The title is rather vague, the question is more along the line of, does there exist a number $c$, such that
$$f(x,y) = \begin{cases}
\frac{2xy+x^4}{x^2+y^2} & (x,y)\neq (0,0)\\
c & (x,y)=(0,0) \end{cases} $$
is continuous.
So I was thinking if I take the limit and see what the upper part of the piecewise function approaches, that $c$ would have to be something along does lines, like you do in single-variable calculus. So I went about my day and parametrized $x=r\cos\theta $ and $y=r\sin\theta$
Such that I'd get
$$\lim_{(x,y)\rightarrow (0,0)} \frac{2r^2\sin\theta\cos\theta+r^4\cos^4\theta }{r^2(\sin^2\theta+\cos^2\theta)}=\lim_{(x,y)\rightarrow (0,0)}\frac{r^2(\sin2\theta +r^2\cos^4\theta)}{r^2}=\sin2\theta $$ Which obviously is path dependent, so the limit doesn't exist, but whenever I smash values obtusely close to $(0,0)$ into my calculator it approximates the functional value to $1$. So how can I solve this?
Best Answer
It's usually easier to find limits along lines by inserting either $y = kx$ or $x = ky$ for some constant $k\in \Bbb R$, than transforming to polar coordinates. That way we get, for $x\neq 0$, $$ f(x, kx) = \frac{2x\cdot kx + x^4}{x^2 + (kx)^2} = \frac{2kx^2 + x^4}{x^2 + k^2x^2} = \frac{2k + x^2}{1+k^2} $$ whose limit as $x\to 0$ clearly depends on $k$ (as a bonus, this coupled with your answer gives a relationship between the slope $k$ of a line and its angle $\theta$: $\frac{2k}{1+k^2} = \sin2\theta$). In particular, for $k = 1$ the limit is $1$, and for $k = -1$ the limit is $-1$. So no value for $c$ will make the function continuous.
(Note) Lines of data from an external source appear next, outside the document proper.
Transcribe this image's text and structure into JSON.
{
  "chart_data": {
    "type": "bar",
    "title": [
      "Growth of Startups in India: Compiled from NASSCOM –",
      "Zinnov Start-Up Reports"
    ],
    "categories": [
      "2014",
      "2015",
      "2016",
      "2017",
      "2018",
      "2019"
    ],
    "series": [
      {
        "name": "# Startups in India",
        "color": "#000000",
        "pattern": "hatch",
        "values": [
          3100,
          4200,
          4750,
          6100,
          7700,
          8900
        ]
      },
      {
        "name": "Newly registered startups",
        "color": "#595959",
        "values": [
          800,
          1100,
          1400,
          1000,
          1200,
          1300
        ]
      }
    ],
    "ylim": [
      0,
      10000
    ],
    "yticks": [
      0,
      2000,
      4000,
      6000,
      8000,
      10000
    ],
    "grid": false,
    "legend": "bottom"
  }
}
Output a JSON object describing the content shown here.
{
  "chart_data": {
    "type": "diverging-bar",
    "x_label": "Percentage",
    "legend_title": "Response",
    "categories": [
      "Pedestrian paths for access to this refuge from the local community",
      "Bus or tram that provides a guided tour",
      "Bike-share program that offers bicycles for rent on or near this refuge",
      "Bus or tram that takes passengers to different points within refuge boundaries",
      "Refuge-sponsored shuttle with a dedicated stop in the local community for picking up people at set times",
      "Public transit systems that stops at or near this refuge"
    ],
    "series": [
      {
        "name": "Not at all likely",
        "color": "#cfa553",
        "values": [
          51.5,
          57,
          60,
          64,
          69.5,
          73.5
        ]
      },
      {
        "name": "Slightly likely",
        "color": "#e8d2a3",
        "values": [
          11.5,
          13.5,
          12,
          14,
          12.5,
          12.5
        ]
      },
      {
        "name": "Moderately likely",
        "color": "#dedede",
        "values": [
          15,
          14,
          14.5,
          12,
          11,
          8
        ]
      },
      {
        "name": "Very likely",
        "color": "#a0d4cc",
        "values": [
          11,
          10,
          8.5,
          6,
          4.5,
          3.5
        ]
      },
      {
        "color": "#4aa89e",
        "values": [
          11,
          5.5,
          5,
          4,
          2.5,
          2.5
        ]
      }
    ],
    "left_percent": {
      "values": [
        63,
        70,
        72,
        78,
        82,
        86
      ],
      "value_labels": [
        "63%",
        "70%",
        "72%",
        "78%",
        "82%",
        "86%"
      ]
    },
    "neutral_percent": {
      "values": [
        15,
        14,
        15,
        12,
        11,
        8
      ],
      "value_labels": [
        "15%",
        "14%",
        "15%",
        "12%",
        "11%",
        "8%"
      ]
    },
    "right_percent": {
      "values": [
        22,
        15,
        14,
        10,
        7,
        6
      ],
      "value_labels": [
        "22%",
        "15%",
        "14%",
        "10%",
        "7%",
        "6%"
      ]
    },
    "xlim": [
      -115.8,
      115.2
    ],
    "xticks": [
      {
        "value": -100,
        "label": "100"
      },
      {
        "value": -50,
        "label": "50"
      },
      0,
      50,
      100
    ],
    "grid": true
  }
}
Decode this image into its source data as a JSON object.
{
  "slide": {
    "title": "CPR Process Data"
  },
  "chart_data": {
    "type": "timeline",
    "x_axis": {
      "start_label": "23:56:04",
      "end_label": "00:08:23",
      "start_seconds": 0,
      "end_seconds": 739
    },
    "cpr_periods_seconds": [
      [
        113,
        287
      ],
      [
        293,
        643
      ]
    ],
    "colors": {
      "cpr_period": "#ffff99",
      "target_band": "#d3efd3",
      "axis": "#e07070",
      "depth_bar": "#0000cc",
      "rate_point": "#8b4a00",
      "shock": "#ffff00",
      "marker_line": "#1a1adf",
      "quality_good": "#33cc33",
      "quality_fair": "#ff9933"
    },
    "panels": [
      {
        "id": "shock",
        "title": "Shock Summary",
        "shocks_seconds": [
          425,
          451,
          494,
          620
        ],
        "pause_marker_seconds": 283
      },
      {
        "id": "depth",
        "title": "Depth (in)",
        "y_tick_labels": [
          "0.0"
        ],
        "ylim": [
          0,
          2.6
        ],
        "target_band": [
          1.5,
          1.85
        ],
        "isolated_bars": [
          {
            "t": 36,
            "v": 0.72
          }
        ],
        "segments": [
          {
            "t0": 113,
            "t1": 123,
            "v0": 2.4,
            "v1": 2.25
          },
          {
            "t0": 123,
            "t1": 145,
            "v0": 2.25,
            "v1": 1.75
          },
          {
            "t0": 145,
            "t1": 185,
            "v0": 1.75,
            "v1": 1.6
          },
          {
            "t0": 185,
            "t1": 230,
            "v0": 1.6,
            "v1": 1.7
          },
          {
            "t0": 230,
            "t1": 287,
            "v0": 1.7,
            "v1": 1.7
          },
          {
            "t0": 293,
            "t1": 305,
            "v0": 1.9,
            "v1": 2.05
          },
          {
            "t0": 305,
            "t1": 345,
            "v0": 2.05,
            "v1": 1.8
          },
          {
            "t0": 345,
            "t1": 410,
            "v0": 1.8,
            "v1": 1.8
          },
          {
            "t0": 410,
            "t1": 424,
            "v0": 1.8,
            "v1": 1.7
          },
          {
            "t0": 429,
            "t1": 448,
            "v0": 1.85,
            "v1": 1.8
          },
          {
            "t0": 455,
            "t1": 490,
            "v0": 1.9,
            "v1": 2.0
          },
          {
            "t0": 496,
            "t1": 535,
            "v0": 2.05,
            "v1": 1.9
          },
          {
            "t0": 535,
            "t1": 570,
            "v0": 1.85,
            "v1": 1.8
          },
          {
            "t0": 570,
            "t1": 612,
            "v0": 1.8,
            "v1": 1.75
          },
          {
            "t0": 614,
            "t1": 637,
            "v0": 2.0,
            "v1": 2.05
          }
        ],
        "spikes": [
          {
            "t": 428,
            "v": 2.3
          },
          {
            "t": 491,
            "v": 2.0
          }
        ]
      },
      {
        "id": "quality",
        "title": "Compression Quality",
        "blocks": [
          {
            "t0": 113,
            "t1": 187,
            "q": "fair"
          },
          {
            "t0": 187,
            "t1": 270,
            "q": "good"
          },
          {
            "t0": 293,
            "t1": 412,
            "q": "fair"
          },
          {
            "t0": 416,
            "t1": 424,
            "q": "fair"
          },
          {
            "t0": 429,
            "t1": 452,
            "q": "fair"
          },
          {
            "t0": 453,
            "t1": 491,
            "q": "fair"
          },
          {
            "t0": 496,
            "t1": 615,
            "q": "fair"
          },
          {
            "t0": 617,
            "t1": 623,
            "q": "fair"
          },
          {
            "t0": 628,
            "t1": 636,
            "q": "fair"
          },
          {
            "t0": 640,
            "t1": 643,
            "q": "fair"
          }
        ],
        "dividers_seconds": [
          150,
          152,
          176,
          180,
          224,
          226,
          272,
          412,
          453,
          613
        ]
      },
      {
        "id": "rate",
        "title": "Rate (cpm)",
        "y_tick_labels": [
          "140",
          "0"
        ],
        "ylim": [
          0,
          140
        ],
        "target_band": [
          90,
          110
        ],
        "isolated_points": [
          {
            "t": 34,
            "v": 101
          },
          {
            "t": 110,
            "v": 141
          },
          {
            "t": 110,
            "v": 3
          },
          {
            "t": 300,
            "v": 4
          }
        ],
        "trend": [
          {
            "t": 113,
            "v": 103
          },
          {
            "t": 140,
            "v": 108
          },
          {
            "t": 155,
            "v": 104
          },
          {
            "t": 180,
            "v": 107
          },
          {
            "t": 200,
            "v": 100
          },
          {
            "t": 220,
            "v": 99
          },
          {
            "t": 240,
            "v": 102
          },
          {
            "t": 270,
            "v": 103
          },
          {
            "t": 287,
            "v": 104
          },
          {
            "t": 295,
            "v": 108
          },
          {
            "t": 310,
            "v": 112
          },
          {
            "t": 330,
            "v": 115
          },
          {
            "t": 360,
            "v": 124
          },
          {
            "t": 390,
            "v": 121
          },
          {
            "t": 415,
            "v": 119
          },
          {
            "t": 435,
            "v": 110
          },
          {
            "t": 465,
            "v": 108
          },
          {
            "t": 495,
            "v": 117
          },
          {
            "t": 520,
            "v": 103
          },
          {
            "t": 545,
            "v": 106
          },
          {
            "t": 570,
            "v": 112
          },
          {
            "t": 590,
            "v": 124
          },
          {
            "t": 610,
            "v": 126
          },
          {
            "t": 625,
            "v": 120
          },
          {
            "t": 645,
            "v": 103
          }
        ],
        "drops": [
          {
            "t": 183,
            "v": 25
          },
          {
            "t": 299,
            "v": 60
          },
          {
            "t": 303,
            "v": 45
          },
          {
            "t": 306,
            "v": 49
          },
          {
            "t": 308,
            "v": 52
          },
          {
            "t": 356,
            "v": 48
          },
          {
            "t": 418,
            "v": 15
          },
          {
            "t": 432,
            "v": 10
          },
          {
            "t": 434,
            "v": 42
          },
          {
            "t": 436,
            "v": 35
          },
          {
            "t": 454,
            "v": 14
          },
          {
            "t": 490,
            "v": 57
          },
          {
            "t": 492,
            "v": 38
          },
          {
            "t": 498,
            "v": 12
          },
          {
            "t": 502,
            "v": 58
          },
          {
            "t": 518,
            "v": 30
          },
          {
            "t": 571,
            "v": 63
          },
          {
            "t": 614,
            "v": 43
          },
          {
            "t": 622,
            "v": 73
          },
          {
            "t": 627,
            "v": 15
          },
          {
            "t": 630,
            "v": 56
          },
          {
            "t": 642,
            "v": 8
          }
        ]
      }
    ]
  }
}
Beware, however. Some functions have the same limit at the origin along any line, yet don't have a limit at the origin. For instance $$ f(x, y) = \cases{\frac{x^2y}{x^4 + y^2} & for $(x, y)\neq(0,0)$\\ 0 & for $(x, y) = (0,0)$} $$ has limit $0$ at the origin along any line, but along the parabola $y = x^2$ we have the limit $\frac12$.